Nouvelle-Zélande (1987, 2011), Australie (1991, 1999), Afrique du Sud (1995, 2007), Angleterre (2003). En vingt-huit ans et sept éditions, la Coupe du monde de rugby n’a sacré «que» quatre nations. Son palmarès ne dissipe pas vraiment l’impression que ce sport a été privatisé par une poignée de pays, même si l’égalité entre les trois nations de l’hémisphère Sud est une incongruité vu la domination des All Blacks néo-zélandais sur la discipline.

La Coupe du monde de rugby est née du modèle de la Coupe du monde de football. Or, en sept éditions, la Coupe du monde de football n’avait elle aussi titré que quatre pays: l’Uruguay (1930, 1950), l’Italie (1934, 1938), l’Allemagne de l’ouest (1954) et le Brésil (1958, 1962). Le sixième est venu très rapidement (Angleterre, 1966) mais il aura fallu attendre l’Argentine en 1978, la France en 1998 et l’Espagne en 2010 pour élargir le cercle.

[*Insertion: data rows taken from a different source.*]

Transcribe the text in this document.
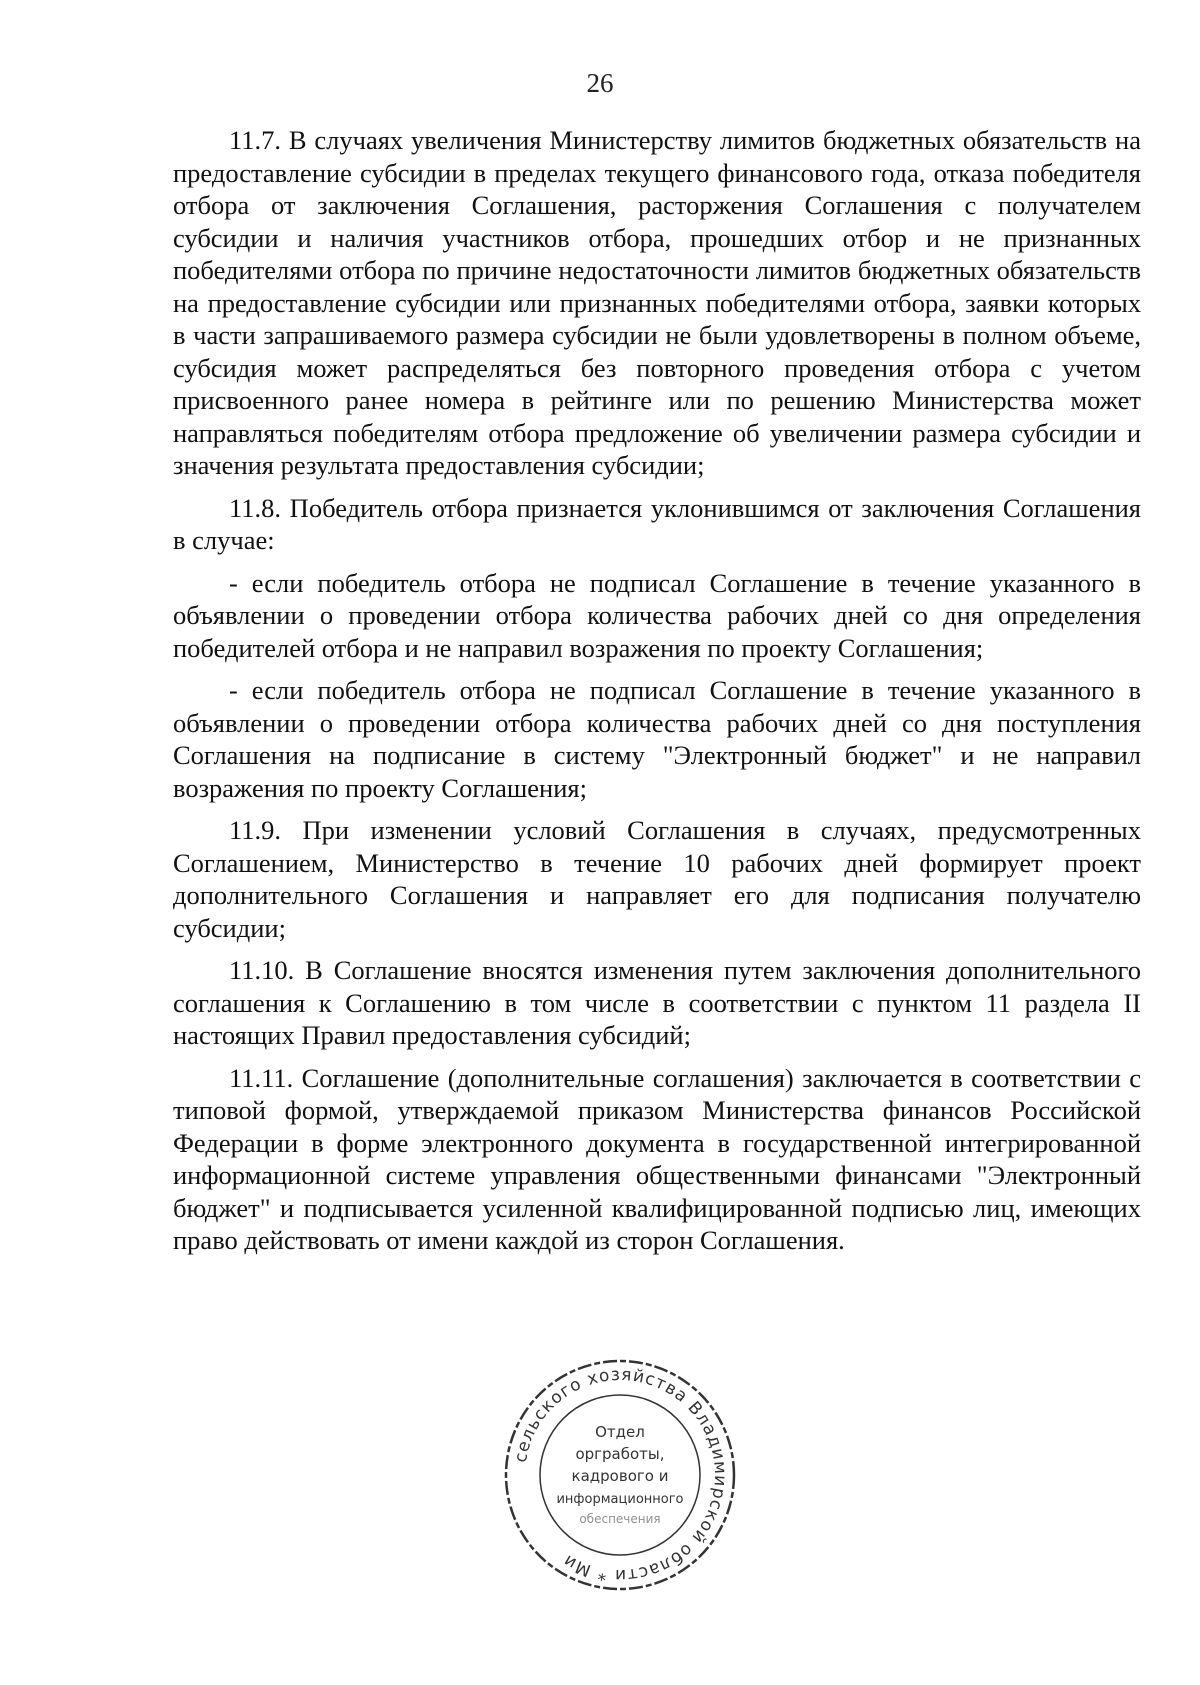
26

11.7. В случаях увеличения Министерству лимитов бюджетных обязательств на предоставление субсидии в пределах текущего финансового года, отказа победителя отбора от заключения Соглашения, расторжения Соглашения с получателем субсидии и наличия участников отбора, прошедших отбор и не признанных победителями отбора по причине недостаточности лимитов бюджетных обязательств на предоставление субсидии или признанных победителями отбора, заявки которых в части запрашиваемого размера субсидии не были удовлетворены в полном объеме, субсидия может распределяться без повторного проведения отбора с учетом присвоенного ранее номера в рейтинге или по решению Министерства может направляться победителям отбора предложение об увеличении размера субсидии и значения результата предоставления субсидии;

11.8. Победитель отбора признается уклонившимся от заключения Соглашения в случае:

- если победитель отбора не подписал Соглашение в течение указанного в объявлении о проведении отбора количества рабочих дней со дня определения победителей отбора и не направил возражения по проекту Соглашения;

- если победитель отбора не подписал Соглашение в течение указанного в объявлении о проведении отбора количества рабочих дней со дня поступления Соглашения на подписание в систему "Электронный бюджет" и не направил возражения по проекту Соглашения;

11.9. При изменении условий Соглашения в случаях, предусмотренных Соглашением, Министерство в течение 10 рабочих дней формирует проект дополнительного Соглашения и направляет его для подписания получателю субсидии;

11.10. В Соглашение вносятся изменения путем заключения дополнительного соглашения к Соглашению в том числе в соответствии с пунктом 11 раздела II настоящих Правил предоставления субсидий;

11.11. Соглашение (дополнительные соглашения) заключается в соответствии с типовой формой, утверждаемой приказом Министерства финансов Российской Федерации в форме электронного документа в государственной интегрированной информационной системе управления общественными финансами "Электронный бюджет" и подписывается усиленной квалифицированной подписью лиц, имеющих право действовать от имени каждой из сторон Соглашения.

сельского хозяйства Владимирской области * Ми
Отдел
оргработы,
кадрового и
информационного
обеспечения
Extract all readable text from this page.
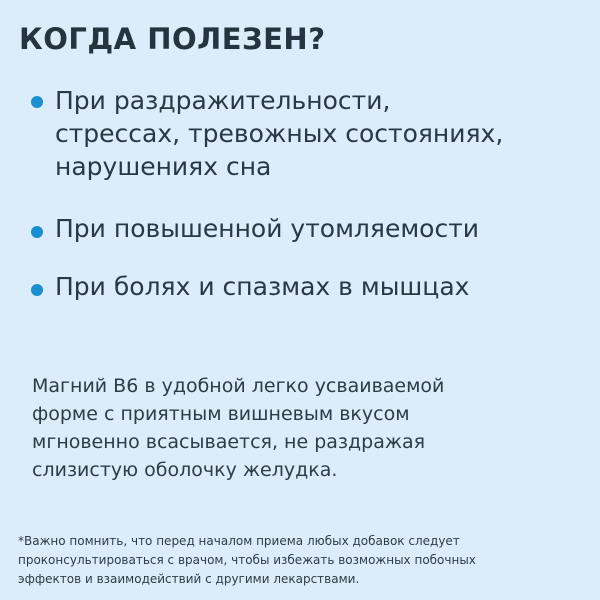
КОГДА ПОЛЕЗЕН?
При раздражительности,
стрессах, тревожных состояниях,
нарушениях сна
При повышенной утомляемости
При болях и спазмах в мышцах
Магний B6 в удобной легко усваиваемой
форме с приятным вишневым вкусом
мгновенно всасывается, не раздражая
слизистую оболочку желудка.
*Важно помнить, что перед началом приема любых добавок следует
проконсультироваться с врачом, чтобы избежать возможных побочных
эффектов и взаимодействий с другими лекарствами.
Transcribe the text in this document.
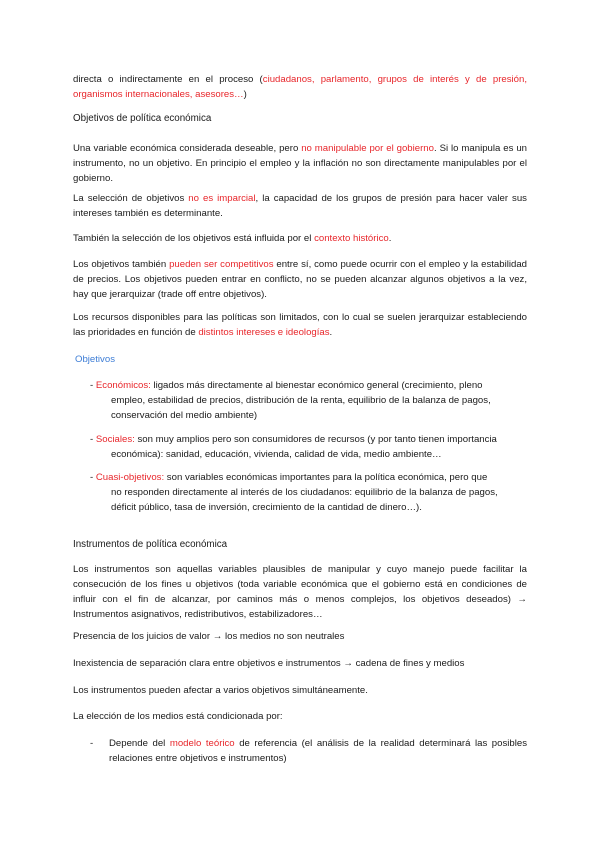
directa o indirectamente en el proceso (ciudadanos, parlamento, grupos de interés y de presión, organismos internacionales, asesores…)

Objetivos de política económica

Una variable económica considerada deseable, pero no manipulable por el gobierno. Si lo manipula es un instrumento, no un objetivo. En principio el empleo y la inflación no son directamente manipulables por el gobierno.

La selección de objetivos no es imparcial, la capacidad de los grupos de presión para hacer valer sus intereses también es determinante.

También la selección de los objetivos está influida por el contexto histórico.

Los objetivos también pueden ser competitivos entre sí, como puede ocurrir con el empleo y la estabilidad de precios. Los objetivos pueden entrar en conflicto, no se pueden alcanzar algunos objetivos a la vez, hay que jerarquizar (trade off entre objetivos).

Los recursos disponibles para las políticas son limitados, con lo cual se suelen jerarquizar estableciendo las prioridades en función de distintos intereses e ideologías.

Objetivos

- Económicos: ligados más directamente al bienestar económico general (crecimiento, pleno
empleo, estabilidad de precios, distribución de la renta, equilibrio de la balanza de pagos, conservación del medio ambiente)

- Sociales: son muy amplios pero son consumidores de recursos (y por tanto tienen importancia
económica): sanidad, educación, vivienda, calidad de vida, medio ambiente…

- Cuasi-objetivos: son variables económicas importantes para la política económica, pero que
no responden directamente al interés de los ciudadanos: equilibrio de la balanza de pagos, déficit público, tasa de inversión, crecimiento de la cantidad de dinero…).

Instrumentos de política económica

Los instrumentos son aquellas variables plausibles de manipular y cuyo manejo puede facilitar la consecución de los fines u objetivos (toda variable económica que el gobierno está en condiciones de influir con el fin de alcanzar, por caminos más o menos complejos, los objetivos deseados) → Instrumentos asignativos, redistributivos, estabilizadores…

Presencia de los juicios de valor → los medios no son neutrales

Inexistencia de separación clara entre objetivos e instrumentos → cadena de fines y medios

Los instrumentos pueden afectar a varios objetivos simultáneamente.

La elección de los medios está condicionada por:

- Depende del modelo teórico de referencia (el análisis de la realidad determinará las posibles relaciones entre objetivos e instrumentos)
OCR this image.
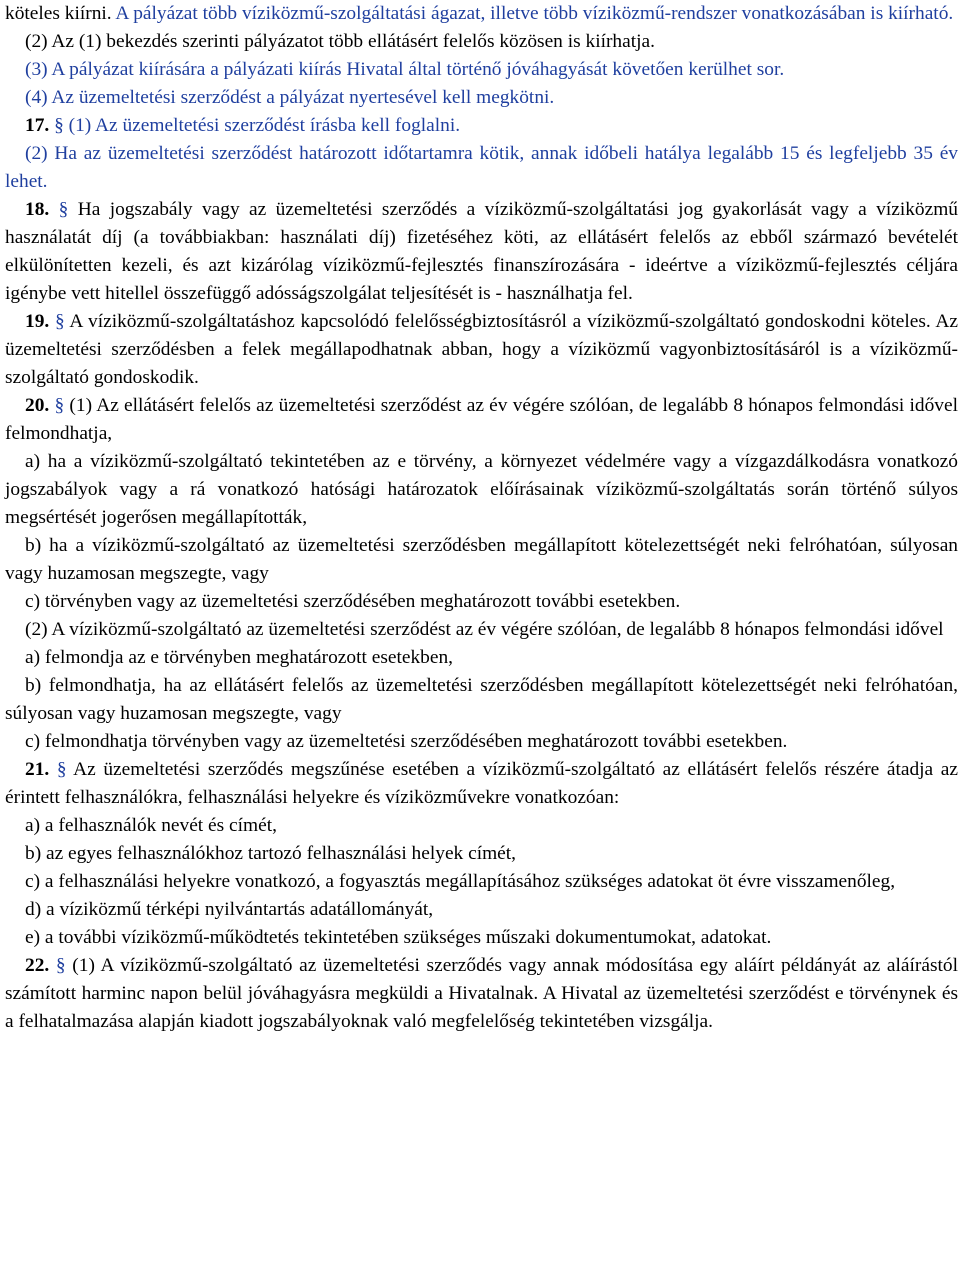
köteles kiírni. A pályázat több víziközmű-szolgáltatási ágazat, illetve több víziközmű-rendszer vonatkozásában is kiírható.

(2) Az (1) bekezdés szerinti pályázatot több ellátásért felelős közösen is kiírhatja.

(3) A pályázat kiírására a pályázati kiírás Hivatal által történő jóváhagyását követően kerülhet sor.

(4) Az üzemeltetési szerződést a pályázat nyertesével kell megkötni.

17. § (1) Az üzemeltetési szerződést írásba kell foglalni.

(2) Ha az üzemeltetési szerződést határozott időtartamra kötik, annak időbeli hatálya legalább 15 és legfeljebb 35 év lehet.

18. § Ha jogszabály vagy az üzemeltetési szerződés a víziközmű-szolgáltatási jog gyakorlását vagy a víziközmű használatát díj (a továbbiakban: használati díj) fizetéséhez köti, az ellátásért felelős az ebből származó bevételét elkülönítetten kezeli, és azt kizárólag víziközmű-fejlesztés finanszírozására - ideértve a víziközmű-fejlesztés céljára igénybe vett hitellel összefüggő adósságszolgálat teljesítését is - használhatja fel.

19. § A víziközmű-szolgáltatáshoz kapcsolódó felelősségbiztosításról a víziközmű-szolgáltató gondoskodni köteles. Az üzemeltetési szerződésben a felek megállapodhatnak abban, hogy a víziközmű vagyonbiztosításáról is a víziközmű-szolgáltató gondoskodik.

20. § (1) Az ellátásért felelős az üzemeltetési szerződést az év végére szólóan, de legalább 8 hónapos felmondási idővel felmondhatja,

a) ha a víziközmű-szolgáltató tekintetében az e törvény, a környezet védelmére vagy a vízgazdálkodásra vonatkozó jogszabályok vagy a rá vonatkozó hatósági határozatok előírásainak víziközmű-szolgáltatás során történő súlyos megsértését jogerősen megállapították,

b) ha a víziközmű-szolgáltató az üzemeltetési szerződésben megállapított kötelezettségét neki felróhatóan, súlyosan vagy huzamosan megszegte, vagy

c) törvényben vagy az üzemeltetési szerződésében meghatározott további esetekben.

(2) A víziközmű-szolgáltató az üzemeltetési szerződést az év végére szólóan, de legalább 8 hónapos felmondási idővel

a) felmondja az e törvényben meghatározott esetekben,

b) felmondhatja, ha az ellátásért felelős az üzemeltetési szerződésben megállapított kötelezettségét neki felróhatóan, súlyosan vagy huzamosan megszegte, vagy

c) felmondhatja törvényben vagy az üzemeltetési szerződésében meghatározott további esetekben.

21. § Az üzemeltetési szerződés megszűnése esetében a víziközmű-szolgáltató az ellátásért felelős részére átadja az érintett felhasználókra, felhasználási helyekre és víziközművekre vonatkozóan:

a) a felhasználók nevét és címét,

b) az egyes felhasználókhoz tartozó felhasználási helyek címét,

c) a felhasználási helyekre vonatkozó, a fogyasztás megállapításához szükséges adatokat öt évre visszamenőleg,

d) a víziközmű térképi nyilvántartás adatállományát,

e) a további víziközmű-működtetés tekintetében szükséges műszaki dokumentumokat, adatokat.

22. § (1) A víziközmű-szolgáltató az üzemeltetési szerződés vagy annak módosítása egy aláírt példányát az aláírástól számított harminc napon belül jóváhagyásra megküldi a Hivatalnak. A Hivatal az üzemeltetési szerződést e törvénynek és a felhatalmazása alapján kiadott jogszabályoknak való megfelelőség tekintetében vizsgálja.
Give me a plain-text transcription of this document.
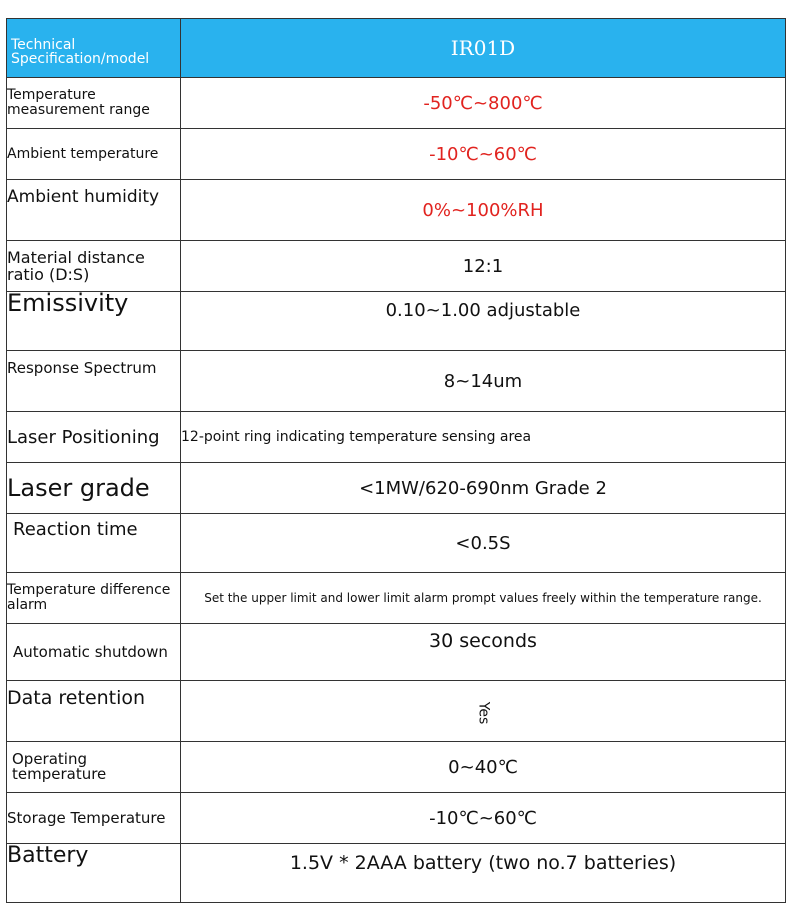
Technical Specification/model	IR01D
Temperature measurement range	-50℃~800℃
Ambient temperature	-10℃~60℃
Ambient humidity	0%~100%RH
Material distance ratio (D:S)	12:1
Emissivity	0.10~1.00 adjustable
Response Spectrum	8~14um
Laser Positioning	12-point ring indicating temperature sensing area
Laser grade	<1MW/620-690nm Grade 2
Reaction time	<0.5S
Temperature difference alarm	Set the upper limit and lower limit alarm prompt values freely within the temperature range.
Automatic shutdown	30 seconds
Data retention	Yes
Operating temperature	0~40℃
Storage Temperature	-10℃~60℃
Battery	1.5V * 2AAA battery (two no.7 batteries)
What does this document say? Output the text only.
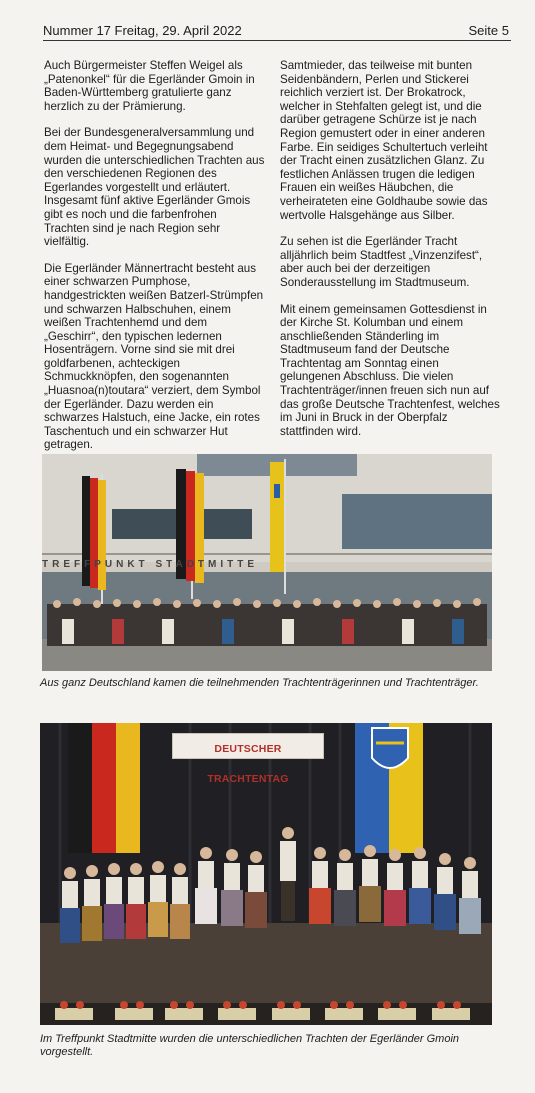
Nummer 17 Freitag, 29. April 2022	Seite 5

Auch Bürgermeister Steffen Weigel als „Patenonkel“ für die Egerländer Gmoin in Baden-Württemberg gratulierte ganz herzlich zu der Prämierung.

Bei der Bundesgeneralversammlung und dem Heimat- und Begegnungsabend wurden die unterschiedlichen Trachten aus den verschiedenen Regionen des Egerlandes vorgestellt und erläutert. Insgesamt fünf aktive Egerländer Gmois gibt es noch und die farbenfrohen Trachten sind je nach Region sehr vielfältig.

Die Egerländer Männertracht besteht aus einer schwarzen Pumphose, handgestrickten weißen Batzerl-Strümpfen und schwarzen Halbschuhen, einem weißen Trachtenhemd und dem „Geschirr“, den typischen ledernen Hosenträgern. Vorne sind sie mit drei goldfarbenen, achteckigen Schmuckknöpfen, den sogenannten „Huasnoa(n)toutara“ verziert, dem Symbol der Egerländer. Dazu werden ein schwarzes Halstuch, eine Jacke, ein rotes Taschentuch und ein schwarzer Hut getragen.

Samtmieder, das teilweise mit bunten Seidenbändern, Perlen und Stickerei reichlich verziert ist. Der Brokatrock, welcher in Stehfalten gelegt ist, und die darüber getragene Schürze ist je nach Region gemustert oder in einer anderen Farbe. Ein seidiges Schultertuch verleiht der Tracht einen zusätzlichen Glanz. Zu festlichen Anlässen trugen die ledigen Frauen ein weißes Häubchen, die verheirateten eine Goldhaube sowie das wertvolle Halsgehänge aus Silber.

Zu sehen ist die Egerländer Tracht alljährlich beim Stadtfest „Vinzenzifest“, aber auch bei der derzeitigen Sonderausstellung im Stadtmuseum.

Mit einem gemeinsamen Gottesdienst in der Kirche St. Kolumban und einem anschließenden Ständerling im Stadtmuseum fand der Deutsche Trachtentag am Sonntag einen gelungenen Abschluss. Die vielen Trachtenträger/innen freuen sich nun auf das große Deutsche Trachtenfest, welches im Juni in Bruck in der Oberpfalz stattfinden wird.

TREFFPUNKT STADTMITTE
Aus ganz Deutschland kamen die teilnehmenden Trachtenträgerinnen und Trachtenträger.
DEUTSCHER TRACHTENTAG
Im Treffpunkt Stadtmitte wurden die unterschiedlichen Trachten der Egerländer Gmoin vorgestellt.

Ce coup de rétro enseigne que le manque de profondeur du palmarès à XV est aussi, peut-être, le résultat de la jeunesse de l’épreuve.

Pour en être certain, nous avons imaginé ce que serait le palmarès de la Coupe du monde de rugby si celle-ci était née après la Seconde Guerre mondiale, un an après la reprise de la Coupe du monde de football (1950). «Imaginé» est un terme approprié, puisque le rugby international était à l’époque rythmé par les tournées et les compétitions continentales. Il a fallu consulter deux historiens du rugby, Henri Garcia (La Fabuleuse histoire du rugby, La Martinière) et Jacques Verdier (Anthologie mondiale du rugby, Flammarion) pour donner aux rapports de force de chaque époque toute leur vivacité et leur vraisemblance. Les deux puits de science ont joué le jeu. Et ils nous le certifient: l’équipe de France, si on veut bien s’en convaincre, a déjà été double championne du monde.

1951Nouvelle-Zélande

La réalité

Au sortir de la guerre, le rugby se réorganise, les matches internationaux reprennent. L’Afrique du Sud et la Nouvelle-Zélande sont encore les meilleures. «Depuis le début du rugby, même si ce sont les Anglais qui ont inventé ce sport, ce sont les nations du Sud qui dominent, explique Henri Garcia. Et après la guerre, les Springboks laminent tout le monde!»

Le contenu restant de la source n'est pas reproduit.